I attended the movie with a veteran of law enforcement officer who sneered at howlers committed by Mr. Spielberg’s camera. Almost everything was exaggerated. Bullet holes on the lovely body of a beautiful naked actress were far larger than they would be with the caliber guns used to shoot her. The body of a knifed Mossad agent was perfectly and dramatically filmed as sitting upright on a bench, to the snickers of my friend who pointed out that the knife wound would have caused the dead person’s muscles to relax and the corpse to fall over. Action was everywhere. Explanation was almost nonexistent.


What the agents did to hunt down and kill the terrorists went completely unexplained, as did the training they underwent to become so proficient in their grisly arts. “Munich,” of course, is a modern movie. That means there is very little explanation. Dialogue is kept to a minimum. That might be for the best. What dialogue there existed was banal and at times, as with all else in the movie, devious.

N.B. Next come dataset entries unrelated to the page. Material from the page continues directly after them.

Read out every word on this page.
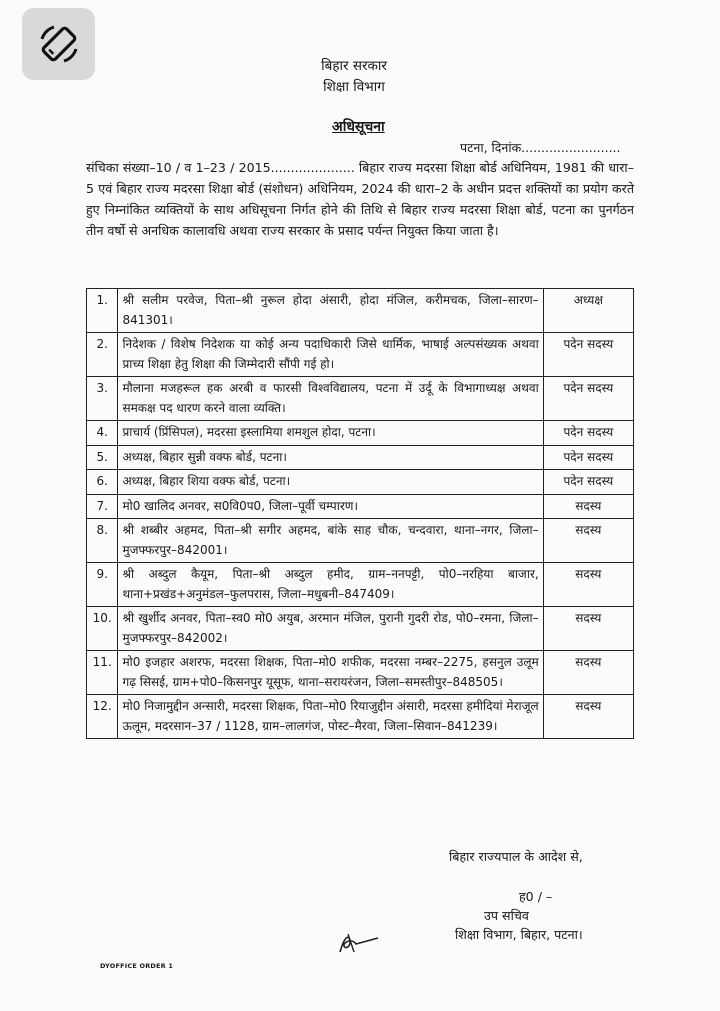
बिहार सरकार
शिक्षा विभाग
अधिसूचना
पटना, दिनांक.........................
संचिका संख्या–10 / व 1–23 / 2015..................... बिहार राज्य मदरसा शिक्षा बोर्ड अधिनियम, 1981 की धारा–5 एवं बिहार राज्य मदरसा शिक्षा बोर्ड (संशोधन) अधिनियम, 2024 की धारा–2 के अधीन प्रदत्त शक्तियों का प्रयोग करते हुए निम्नांकित व्यक्तियों के साथ अधिसूचना निर्गत होने की तिथि से बिहार राज्य मदरसा शिक्षा बोर्ड, पटना का पुनर्गठन तीन वर्षो से अनधिक कालावधि अथवा राज्य सरकार के प्रसाद पर्यन्त नियुक्त किया जाता है।
1.	श्री सलीम परवेज, पिता–श्री नुरूल होदा अंसारी, होदा मंजिल, करीमचक, जिला–सारण–841301।	अध्यक्ष
2.	निदेशक / विशेष निदेशक या कोई अन्य पदाधिकारी जिसे धार्मिक, भाषाई अल्पसंख्यक अथवा प्राच्य शिक्षा हेतु शिक्षा की जिम्मेदारी सौंपी गई हो।	पदेन सदस्य
3.	मौलाना मजहरूल हक अरबी व फारसी विश्वविद्यालय, पटना में उर्दू के विभागाध्यक्ष अथवा समकक्ष पद धारण करने वाला व्यक्ति।	पदेन सदस्य
4.	प्राचार्य (प्रिंसिपल), मदरसा इस्लामिया शमशुल होदा, पटना।	पदेन सदस्य
5.	अध्यक्ष, बिहार सुन्नी वक्फ बोर्ड, पटना।	पदेन सदस्य
6.	अध्यक्ष, बिहार शिया वक्फ बोर्ड, पटना।	पदेन सदस्य
7.	मो0 खालिद अनवर, स0वि0प0, जिला–पूर्वी चम्पारण।	सदस्य
8.	श्री शब्बीर अहमद, पिता–श्री सगीर अहमद, बांके साह चौक, चन्दवारा, थाना–नगर, जिला–मुजफ्फरपुर–842001।	सदस्य
9.	श्री अब्दुल कैयूम, पिता–श्री अब्दुल हमीद, ग्राम–ननपट्टी, पो0–नरहिया बाजार, थाना+प्रखंड+अनुमंडल–फुलपरास, जिला–मधुबनी–847409।	सदस्य
10.	श्री खुर्शीद अनवर, पिता–स्व0 मो0 अयुब, अरमान मंजिल, पुरानी गुदरी रोड, पो0–रमना, जिला–मुजफ्फरपुर–842002।	सदस्य
11.	मो0 इजहार अशरफ, मदरसा शिक्षक, पिता–मो0 शफीक, मदरसा नम्बर–2275, हसनुल उलूम गढ़ सिसई, ग्राम+पो0–किसनपुर यूसूफ, थाना–सरायरंजन, जिला–समस्तीपुर–848505।	सदस्य
12.	मो0 निजामुद्दीन अन्सारी, मदरसा शिक्षक, पिता–मो0 रियाजुद्दीन अंसारी, मदरसा हमीदियां मेराजूल ऊलूम, मदरसान–37 / 1128, ग्राम–लालगंज, पोस्ट–मैरवा, जिला–सिवान–841239।	सदस्य
बिहार राज्यपाल के आदेश से,
ह0 / –
उप सचिव
शिक्षा विभाग, बिहार, पटना।
DYOFFICE ORDER 1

There is one ludicrous scene where the Jewish hit team and a Palestinian terror squad spend the night together. Call it their sleepover. A conversation follows between a Jew and a Palestinian. It is perhaps the intellectual denouement of the movie. It is also an attempt by Mr. Spielberg to demonstrate moral equivalence between the two, which does not come off very well. Those who know the history of this conflict understand that the Israelis are defenders. The terrorists are aggressors and particularly brutal aggressors at that.


Yet this simple-minded scene, the sleepover scene, is the great piece of wisdom Mr. Spielberg hopes to impart. “Munich” is, Mr. Spielberg told Time magazine, “a prayer for peace.” Actually, it is just another example of the camera’s lies.

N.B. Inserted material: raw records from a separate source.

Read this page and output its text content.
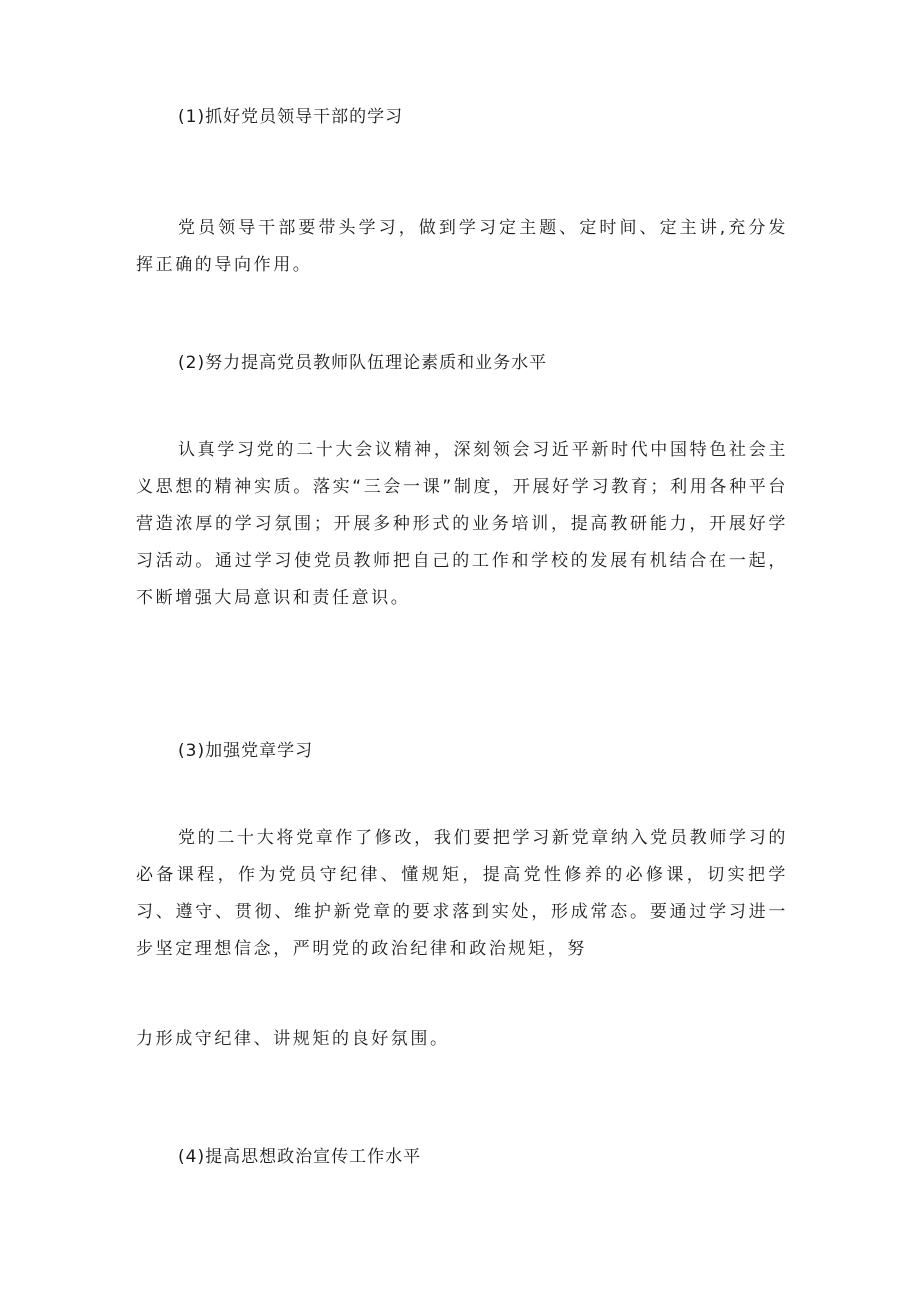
(1)抓好党员领导干部的学习

党员领导干部要带头学习，做到学习定主题、定时间、定主讲,充分发挥正确的导向作用。

(2)努力提高党员教师队伍理论素质和业务水平

认真学习党的二十大会议精神，深刻领会习近平新时代中国特色社会主义思想的精神实质。落实“三会一课”制度，开展好学习教育；利用各种平台营造浓厚的学习氛围；开展多种形式的业务培训，提高教研能力，开展好学习活动。通过学习使党员教师把自己的工作和学校的发展有机结合在一起，不断增强大局意识和责任意识。

(3)加强党章学习

党的二十大将党章作了修改，我们要把学习新党章纳入党员教师学习的必备课程，作为党员守纪律、懂规矩，提高党性修养的必修课，切实把学习、遵守、贯彻、维护新党章的要求落到实处，形成常态。要通过学习进一步坚定理想信念，严明党的政治纪律和政治规矩，努

力形成守纪律、讲规矩的良好氛围。
(4)提高思想政治宣传工作水平
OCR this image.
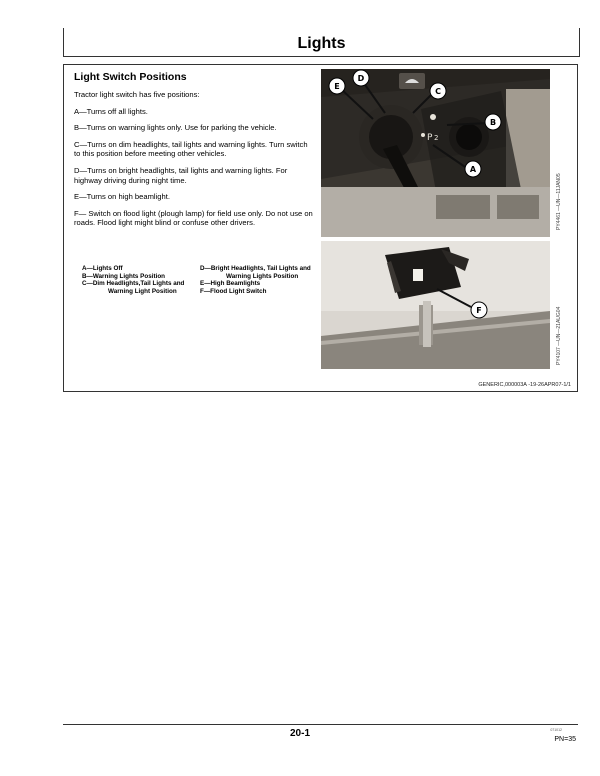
Lights
Light Switch Positions

Tractor light switch has five positions:

A—Turns off all lights.

B—Turns on warning lights only. Use for parking the vehicle.

C—Turns on dim headlights, tail lights and warning lights. Turn switch to this position before meeting other vehicles.

D—Turns on bright headlights, tail lights and warning lights. For highway driving during night time.

E—Turns on high beamlight.

F— Switch on flood light (plough lamp) for field use only. Do not use on roads. Flood light might blind or confuse other drivers.

A—Lights Off
B—Warning Lights Position
C—Dim Headlights,Tail Lights and Warning Light Position
D—Bright Headlights, Tail Lights and Warning Lights Position
E—High Beamlights
F—Flood Light Switch
P 2
E
D
C
B
A
F
PY4461 —UN—11JAN05
PY4107 —UN—21AUG04
GENERIC,000003A -19-26APR07-1/1
20-1	071012
PN=35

Aided and abetted by sound effects, it jolts the senses with huge hands or other appendages thrust across the screen, towering men and women filmed from the ground up, from other weird angles, all to convey impressions that are dramatic but very unreal. Colors are brighter than real or darker than real. Sounds shriek, howl, and explode at the viewer. My friend from law enforcement has covered crime scenes and crimes themselves. She assures me the real thing is much less entertaining.


According to the British newspaper the Guardian, Mr. Spielberg insists that “the biggest threat to the Middle East was neither the Palestinians nor the Israelis but intransigence on both sides.” Given the Sharon government’s generosity in its negotiations with the Palestinians, I guess we can understand “Munich’s” errors. Mr. Spielberg is a Hollywood ignoramus. But he has another problem in his treatment of such serious issues as peace in the Middle East. His favorite artistic instrument is the camera, and the camera always lies. Maybe he should give up the camera for a lump of marble and a chisel.



Mr. Tyrrell is the founder and editor in chief of The American Spectator, a contributing editor to The New York Sun, and an adjunct scholar at the Hudson Institute.